I'm placing the last charge when the canister rolls into view.
Small. Cylindrical. Releasing vapor that immediately makes my eyes water.
"Run!" I grab Willa, dragging her deeper into the tunnel. Odin follows, barking frantically. Behind us, I hear mercenaries advancing, confident we're about to be incapacitated.
Twenty meters. The charges I set are behind us now. The collapse zone ahead.
Ten meters. My lungs are burning. Willa's coughing, eyes streaming. We're both breathing the agent now.
Five meters. I hit the detonator.
The explosion is catastrophic. Shaped charges blow through support timbers, collapsing tons of rock behind us. The roar is deafening. The pressure wave throws us forward into darkness.
We land hard. I taste blood, feel ribs screaming. Willa's beside me, gasping, coughing, but moving. Alive.

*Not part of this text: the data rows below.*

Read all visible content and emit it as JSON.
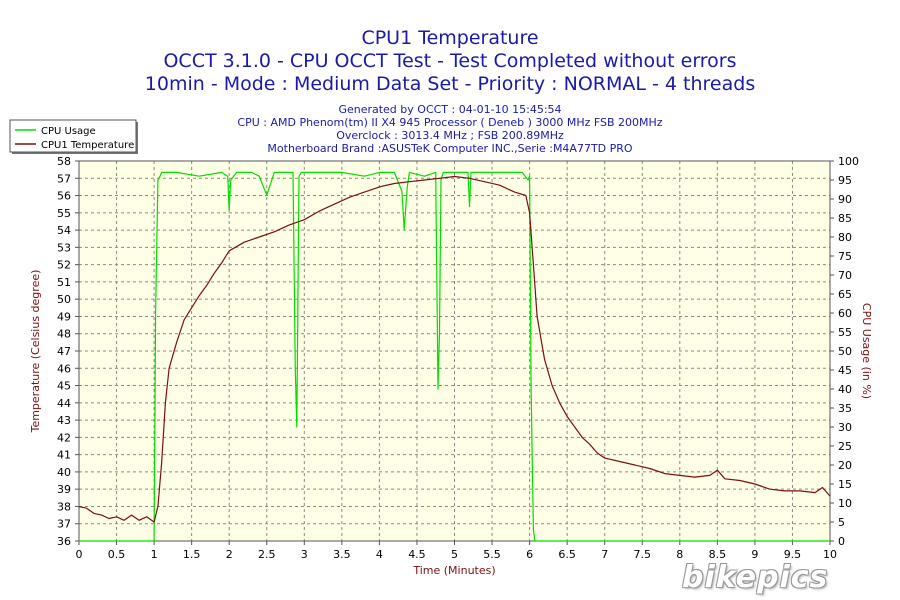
{
  "chart_data": {
    "type": "line",
    "title": [
      "CPU1 Temperature",
      "OCCT 3.1.0 - CPU OCCT Test - Test Completed without errors",
      "10min - Mode : Medium Data Set - Priority : NORMAL - 4 threads"
    ],
    "info": [
      "Generated by OCCT : 04-01-10 15:45:54",
      "CPU : AMD Phenom(tm) II X4 945 Processor ( Deneb ) 3000 MHz FSB 200MHz",
      "Overclock : 3013.4 MHz ; FSB 200.89MHz",
      "Motherboard Brand :ASUSTeK Computer INC.,Serie :M4A77TD PRO"
    ],
    "xlabel": "Time (Minutes)",
    "ylabel": "Temperature (Celsius degree)",
    "y2label": "CPU Usage (in %)",
    "xlim": [
      0,
      10
    ],
    "ylim": [
      36,
      58
    ],
    "y2lim": [
      0,
      100
    ],
    "grid": true,
    "legend_position": "top-left",
    "colors": {
      "usage": "#00dd00",
      "temp": "#7a1010",
      "plot_bg": "#ffffe6",
      "text": "#7a1010",
      "title": "#1a1aa8"
    },
    "x_ticks": [
      "0",
      "0.5",
      "1",
      "1.5",
      "2",
      "2.5",
      "3",
      "3.5",
      "4",
      "4.5",
      "5",
      "5.5",
      "6",
      "6.5",
      "7",
      "7.5",
      "8",
      "8.5",
      "9",
      "9.5",
      "10"
    ],
    "y_ticks": [
      "36",
      "37",
      "38",
      "39",
      "40",
      "41",
      "42",
      "43",
      "44",
      "45",
      "46",
      "47",
      "48",
      "49",
      "50",
      "51",
      "52",
      "53",
      "54",
      "55",
      "56",
      "57",
      "58"
    ],
    "y2_ticks": [
      "0",
      "5",
      "10",
      "15",
      "20",
      "25",
      "30",
      "35",
      "40",
      "45",
      "50",
      "55",
      "60",
      "65",
      "70",
      "75",
      "80",
      "85",
      "90",
      "95",
      "100"
    ],
    "series": [
      {
        "name": "CPU Usage",
        "axis": "right",
        "x": [
          0,
          1.0,
          1.02,
          1.05,
          1.08,
          1.1,
          1.3,
          1.6,
          1.9,
          1.98,
          2.0,
          2.02,
          2.1,
          2.3,
          2.4,
          2.5,
          2.6,
          2.85,
          2.88,
          2.9,
          2.93,
          2.96,
          3.1,
          3.3,
          3.5,
          3.8,
          4.0,
          4.2,
          4.3,
          4.33,
          4.37,
          4.4,
          4.6,
          4.75,
          4.78,
          4.8,
          4.82,
          4.85,
          5.0,
          5.1,
          5.18,
          5.2,
          5.22,
          5.3,
          5.5,
          5.7,
          5.9,
          5.98,
          6.0,
          6.02,
          6.05,
          6.07,
          6.1,
          10
        ],
        "values": [
          0,
          0,
          60,
          95,
          96,
          97,
          97,
          96,
          97,
          96,
          87,
          95,
          97,
          97,
          96,
          91,
          97,
          97,
          45,
          30,
          96,
          97,
          97,
          97,
          97,
          96,
          97,
          97,
          92,
          82,
          93,
          97,
          96,
          97,
          40,
          55,
          95,
          97,
          97,
          97,
          97,
          88,
          97,
          97,
          97,
          97,
          97,
          95,
          96,
          40,
          3,
          0,
          0,
          0
        ]
      },
      {
        "name": "CPU1 Temperature",
        "axis": "left",
        "x": [
          0,
          0.1,
          0.2,
          0.3,
          0.4,
          0.5,
          0.6,
          0.7,
          0.8,
          0.9,
          1.0,
          1.05,
          1.1,
          1.15,
          1.2,
          1.3,
          1.4,
          1.5,
          1.6,
          1.7,
          1.8,
          1.9,
          2.0,
          2.2,
          2.4,
          2.6,
          2.8,
          3.0,
          3.2,
          3.4,
          3.6,
          3.8,
          4.0,
          4.2,
          4.4,
          4.6,
          4.8,
          5.0,
          5.2,
          5.4,
          5.6,
          5.8,
          5.95,
          6.0,
          6.05,
          6.1,
          6.2,
          6.3,
          6.4,
          6.5,
          6.6,
          6.7,
          6.8,
          6.9,
          7.0,
          7.2,
          7.4,
          7.6,
          7.8,
          8.0,
          8.2,
          8.4,
          8.5,
          8.6,
          8.8,
          9.0,
          9.2,
          9.4,
          9.6,
          9.8,
          9.9,
          10.0
        ],
        "values": [
          38,
          37.9,
          37.6,
          37.5,
          37.3,
          37.4,
          37.2,
          37.5,
          37.2,
          37.4,
          37.1,
          38,
          40.5,
          44,
          46,
          47.5,
          48.8,
          49.5,
          50.2,
          50.8,
          51.5,
          52.1,
          52.8,
          53.3,
          53.6,
          53.9,
          54.3,
          54.6,
          55.1,
          55.5,
          55.9,
          56.2,
          56.5,
          56.7,
          56.8,
          56.9,
          57.0,
          57.1,
          57.0,
          56.8,
          56.6,
          56.2,
          56.0,
          55.0,
          52.0,
          49.0,
          46.5,
          45.0,
          44.0,
          43.2,
          42.6,
          42.0,
          41.6,
          41.1,
          40.8,
          40.6,
          40.4,
          40.2,
          39.9,
          39.8,
          39.7,
          39.8,
          40.1,
          39.6,
          39.5,
          39.3,
          39.0,
          38.9,
          38.9,
          38.8,
          39.1,
          38.6
        ]
      }
    ]
  },
  "watermark": "bikepics"
}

The tunnel is sealed. We're trapped. But at least we're trapped without nerve agent slowly killing us.
"Kane." Willa's voice is rough. "My vest. Inside pocket. Atropine auto-injector. My father—he made me carry it. Said if I was going to work as a trauma nurse in one of the overseas bases, I probably needed chemical weapons countermeasures."
I find the injector with shaking hands. Three doses. Enough for all of us if the exposure wasn't too severe.